Siempre eran bellas, muchas veces famosas, y nunca aburridas; a Dominic le gustaban las mujeres inteligentes, y la mayoría tenían su profesión y sus propias metas. Dominic lo prefería así, puesto que no tenía intención de comprometerse. Aún no. La edad de treinta y cinco siempre le había parecido la adecuada para buscarse una esposa que quedara bien agarrada de su brazo, que se ocupara de que su hogar fuera un lugar tranquilo y respetado y que le diera un heredero. Un hijo que pudiera hacer legítimo el apellido Borghese. Riqueza, poder y legitimidad. ¿Qué más podía pedírsele al hijo bastardo de una prostituta?

Pero aún no.

Aún le quedaba un año para los treinta y cinco, y pensaba continuar disfrutando de su libertad, además de contemplar la idea de que sus hombres buscaran a la mujer con la que había estado aquella calurosa noche de julio en Nueva York…

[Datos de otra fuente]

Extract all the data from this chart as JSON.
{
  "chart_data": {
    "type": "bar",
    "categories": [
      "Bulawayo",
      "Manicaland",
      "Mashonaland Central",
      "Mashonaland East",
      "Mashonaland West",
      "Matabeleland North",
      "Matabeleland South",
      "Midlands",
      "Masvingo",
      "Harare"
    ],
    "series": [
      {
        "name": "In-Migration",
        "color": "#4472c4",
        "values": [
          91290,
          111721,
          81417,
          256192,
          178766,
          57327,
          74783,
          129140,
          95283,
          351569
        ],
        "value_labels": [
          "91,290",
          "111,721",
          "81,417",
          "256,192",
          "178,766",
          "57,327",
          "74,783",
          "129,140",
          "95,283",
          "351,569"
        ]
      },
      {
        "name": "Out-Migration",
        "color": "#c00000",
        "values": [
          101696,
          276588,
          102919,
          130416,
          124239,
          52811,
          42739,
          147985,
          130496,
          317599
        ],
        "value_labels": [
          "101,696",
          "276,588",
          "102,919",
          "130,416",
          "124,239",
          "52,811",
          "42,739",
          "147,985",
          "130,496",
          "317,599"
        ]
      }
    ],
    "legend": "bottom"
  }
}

–Maldita sea –murmuró Dominic mientras pisaba el acelerador.

Debía concentrarse en la tarea que tenía entre manos. En encontrar el modo de decirle a la marquesa que no quería que le devolviera los tres millones de dólares que le había prestado sin herirla en su orgullo.

Era una suma importante de dinero y él no era un banco, que era precisamente lo que le había dicho a la mujer el día que había ido a verlo a su despacho.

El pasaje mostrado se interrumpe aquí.